Historically, unlike other forms of login, service providers have not put much effort into the prevention and detection of brute force PIN guessing or caller ID spoofing attacks. Some limit the number of attempts per call, say to three, but attackers can set up automated brute force attack systems to break even a four digit PIN over a weekend.

In the US it is not illegal, at the federal level, to offer a public caller ID spoofing service. In the UK, regulator Ofcom has wisely chosen to try and restrict such public services offerings. Unfortunately, access to the right switchboard software or network signalling can enable a caller to set whatever Caller ID they wish.

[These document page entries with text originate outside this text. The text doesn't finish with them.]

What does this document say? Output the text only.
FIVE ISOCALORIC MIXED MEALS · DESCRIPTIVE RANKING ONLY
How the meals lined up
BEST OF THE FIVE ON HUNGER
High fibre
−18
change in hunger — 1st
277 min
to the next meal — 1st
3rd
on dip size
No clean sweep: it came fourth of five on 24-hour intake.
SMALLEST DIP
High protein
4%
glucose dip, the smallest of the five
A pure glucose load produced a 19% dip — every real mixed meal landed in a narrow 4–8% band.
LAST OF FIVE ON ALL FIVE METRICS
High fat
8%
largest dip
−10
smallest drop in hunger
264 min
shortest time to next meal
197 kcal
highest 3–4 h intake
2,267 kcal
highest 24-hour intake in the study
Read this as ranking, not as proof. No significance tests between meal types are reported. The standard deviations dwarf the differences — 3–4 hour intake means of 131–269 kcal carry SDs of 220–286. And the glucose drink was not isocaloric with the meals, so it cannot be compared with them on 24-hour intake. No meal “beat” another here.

Caller ID spoofing services can help reduce this type of fraud by not allowing the spoofing of a calling ID where it is the same as the called party number, so that someone cannot masquerade as a mobile phone and be automatically admitted by the mobile operator’s filtering mechanism. Some already have this restriction.

Mobile operators could improve things by:

  1. requiring robust PIN numbers are set for all accounts with voicemail;
  2. notifying users of (repeated) failed attempts to login to accounts – not just with a voicemail (as one operator does), which a successful attacker would delete;
  3. only trusting calls, presenting caller IDs of their own customers, originating from their own and roaming partner networks;
  4. relying less on presentation ID (easily spoofed) than network ID (less easily spoofed) when automatically connecting a caller to voicemail.

Users could improve things by:

  1. regularly changing voicemail PIN to a non-predicable numbers, so that if you were compromised you lock out your attacker until they can break in again;
  2. listening out for old message they don’t recall hearing before;
  3. noticing when told of a voicemail being left that they did not receive;
  4. disabling voicemail where not required or concerned about intrusion.

Awareness is the name of the game and reporting suspected breaches to your service provider, police and the Information Commissioner’s Office will maintain focus on this continued area of weakness in personal communications.

Gareth Niblett is the chair of BCS ISSG and previously a CISO at a telecommunications group.

Edited from my submitted text, due to length, were the following paragraphs that you may also find useful:

“Business voicemail, as a feature of a private branch exchange (PBX) or automated call distribution (ACD) system, is also vulnerable to poorly set PINs – which are often the last digits of the direct dial in (DDI) number or the same as the extension or a common default – Caller ID spoofing or simply using the target’s handset.

Skype and VoIP services also provide a voicemail capability, and where software clients are used there is also the risk of malware that could allow an attacker to gain access to credentials or data enabling them to monitor calls or messages. Staying up-to-date with patches and anti-virus updates, as well as strong passwords, will help.”